Une exposition au château de Réchy prolonge la publication du premier numéro. À cette occasion, Grégoire Favre expose des photographies, des objets, des cartes routières et des livres, sur le même thème. Peu avant son décès, Grégoire Favre a participé activement au sommaire du second numéro consacré aux stations de montagne en réalisant également plusieurs photos.

Photographie de Grégoire Favre – Série Autoroute A9 – Revue L’Imprévisible. EN SAVOIR +

En janvier 2016, au Pénitencier de Sion, Grégoire Favre présente avec Simon César Forclaz, dans le cadre de l’exposition Impermanence, le Valais en mouvement, le film Portrait de Giovanni Rocchi. Celui-ci retrace le parcours d’un immigré italien, couturier de formation, qui a travaillé toute sa vie à l’usine et habite encore dans la cité ouvrière de Sous-Géronde à Sierre.

En février 2016, Grégoire Favre et Simon César Forclaz projettent à la Haute École de travail social à Sierre le film L’Aslec, qui relate les 50 ans d’histoire de l’association sierroise de loisirs et culture.

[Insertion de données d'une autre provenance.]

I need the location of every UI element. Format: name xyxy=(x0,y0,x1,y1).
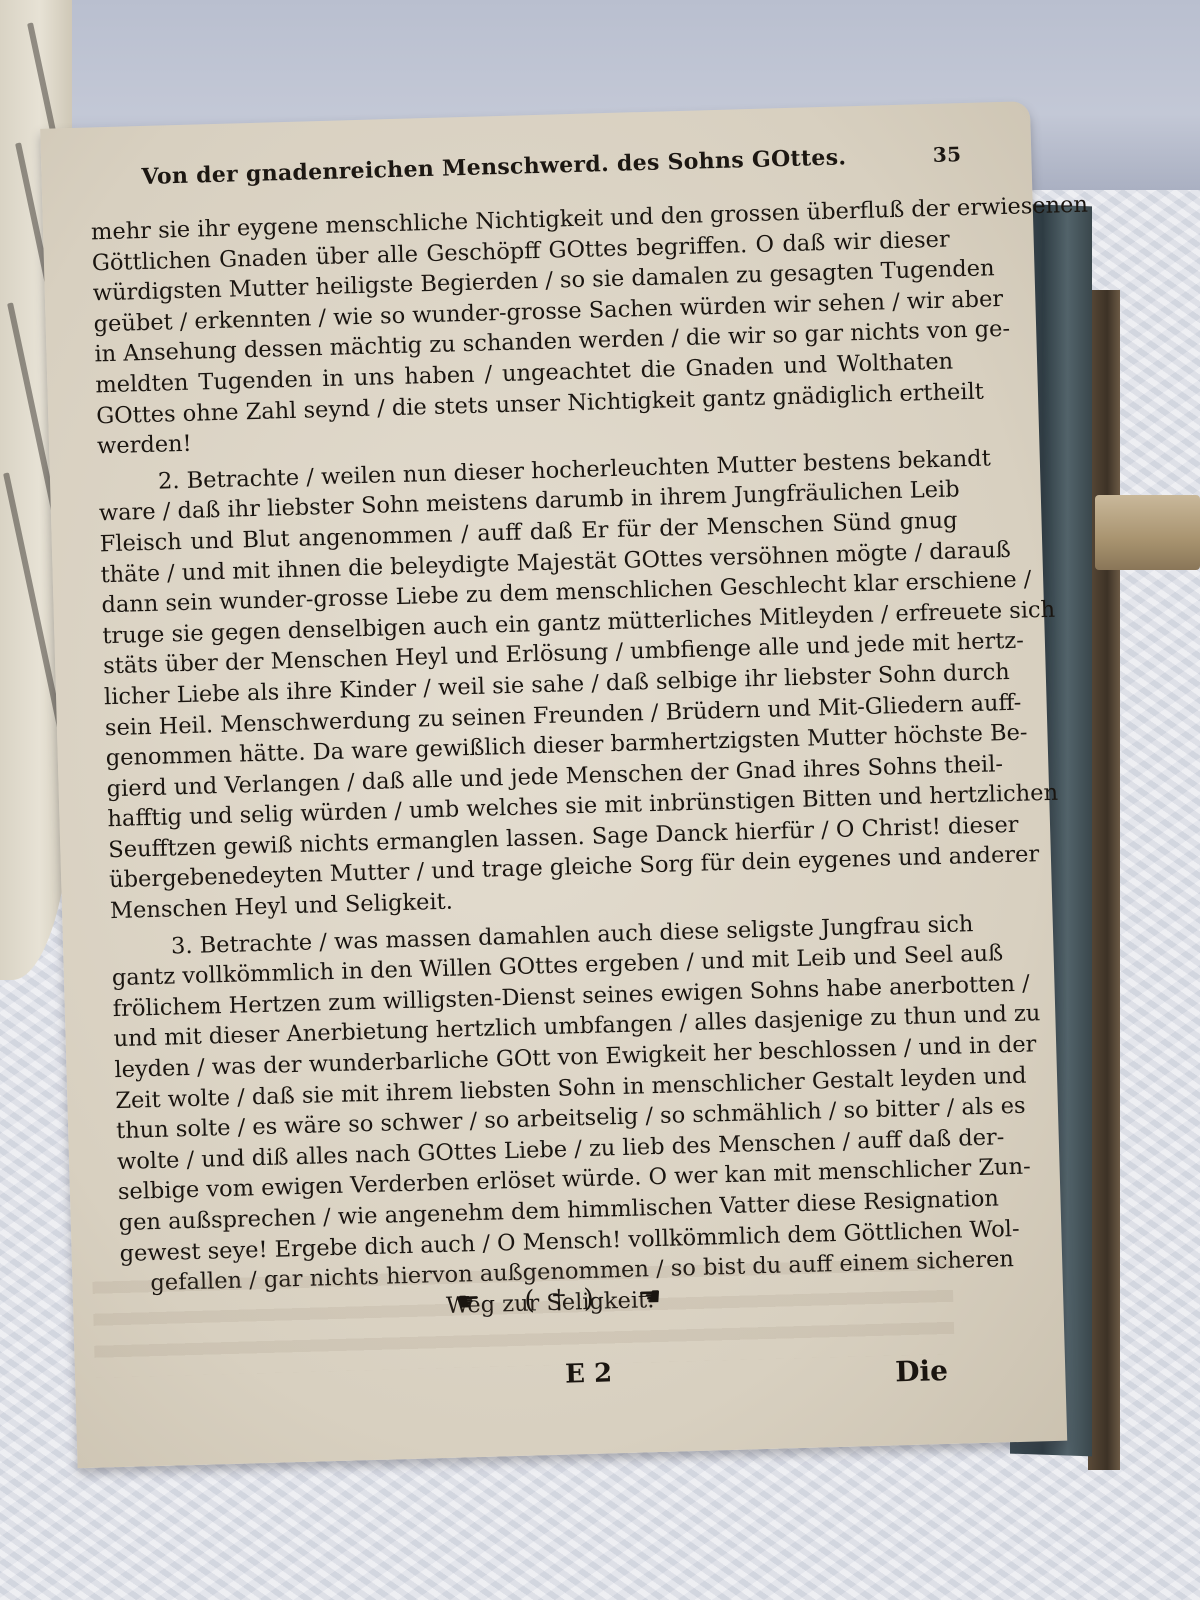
paragraph-2: 2. Betrachte / weilen nun dieser hocherl… xyxy=(98,444,968,927)
cross-ornament: (†) xyxy=(524,1283,612,1315)
running-head-title: Von der gnadenreichen Menschwerd. des So… xyxy=(141,144,846,190)
pointing-hand-left-icon: ☚ xyxy=(638,1281,680,1312)
page-number: 35 xyxy=(932,142,961,167)
pointing-hand-right-icon: ☛ xyxy=(456,1286,498,1317)
catchword: Die xyxy=(895,1354,949,1388)
body-text: mehr sie ihr eygene menschliche Nichtigk… xyxy=(91,193,980,1330)
paragraph-1: mehr sie ihr eygene menschliche Nichtigk… xyxy=(91,193,955,462)
book-clasp xyxy=(1095,495,1200,570)
book-cover-edge xyxy=(1088,290,1120,1470)
running-head: Von der gnadenreichen Menschwerd. des So… xyxy=(141,141,961,190)
book-page: Von der gnadenreichen Menschwerd. des So… xyxy=(40,101,1067,1468)
signature-mark: E 2 xyxy=(565,1358,613,1389)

Dans ce documentaire de création, ils donnent la parole aux membres fondateurs et à l’équipe actuelle, tout en accordant une place prépondérante aux jeunes qui fréquentent l’Association. Le film dresse un historique passionnant et pose une profonde réflexion sur le rôle capital joué par ce genre d’associations auprès des jeunes.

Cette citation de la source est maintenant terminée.